I, too, basically agree with that entire statement (although words and phrases like "significant number" and "ineffective" are so vague as to be meaningless).  Still, however, I reject the conclusion that, somehow, eliminating tenure protections will lead to a vast improvement in overall educational quality.

When the general public hears the word "tenure," they probably picture college professors: tweed-bedecked academics sipping brandy and pontificating on intellectual ephemera with little concern for or interest in the real world needs of the students they teach.  Those who brought this particular case see tenure as little more than a job-protection program for incompetent teachers.  And I will acknowledge that tenure laws do make it difficult to get rid of unsatisfactory teachers.  But people need to remember that the original idea behind tenure was not to protect the incompetent from some deserved termination, but rather to protect highly-qualified professionals from arbitrary punishment when they expressed unpopular ideas.  Is this, in fact, still a problem?  Consider that there are school boards in Kansas that discourage the teaching of evolution.  If you were a Kansas science teacher, would you be willing to discuss Darwin in a classroom--even as an alternative to creationist nonsense--unless you had some kind of tenure?

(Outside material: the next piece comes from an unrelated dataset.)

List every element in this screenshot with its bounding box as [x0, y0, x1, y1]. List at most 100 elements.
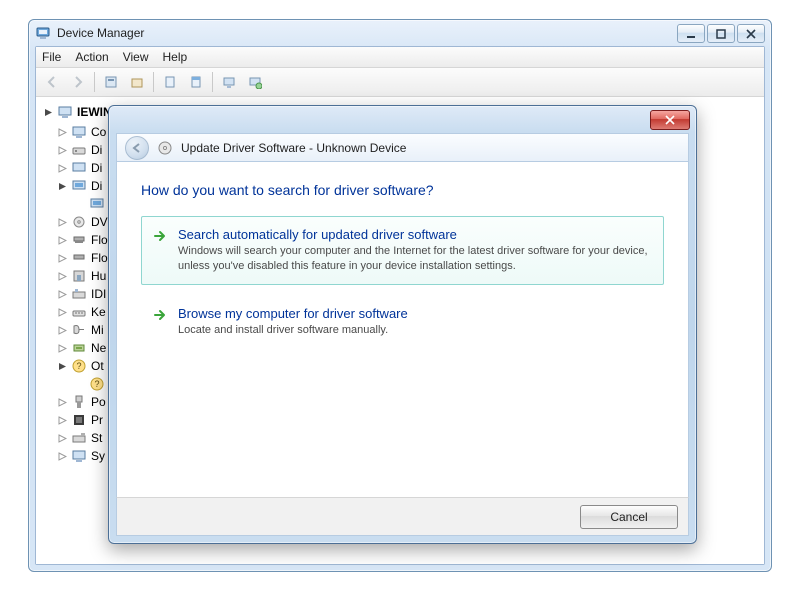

More to the point, though, What, exactly, do opponents of tenure expect will happen if they achieve their goals.  Let's say we could all agree on some objective definition of "incompetence," and that schools subsequently rid themselves of all their tenured-but-incompetent instructors.  What then?  Do you suppose there will be some sudden influx of brilliant, dedicated instructors rushing to fill these classes?  Do you think there is a vast pool of people dying to teach--if only this already poorly compensated profession would do away with one of the few perqs it offers?  Or would the remaining instructors--by definition those who are competent-to-excellent--simply be asked to do even more, take on more classes, teach more students--knowing that if they are unable to keep up with the ever-increasing demands, they, too, will be found incompetent and summarily replaced?

Sure, it should be easier to get rid of grossly incompetent teachers.  But in an underfunded, undervalued, overcrowded, and overburdened school system, teacher tenure is one of the least important "problems" to be tackling.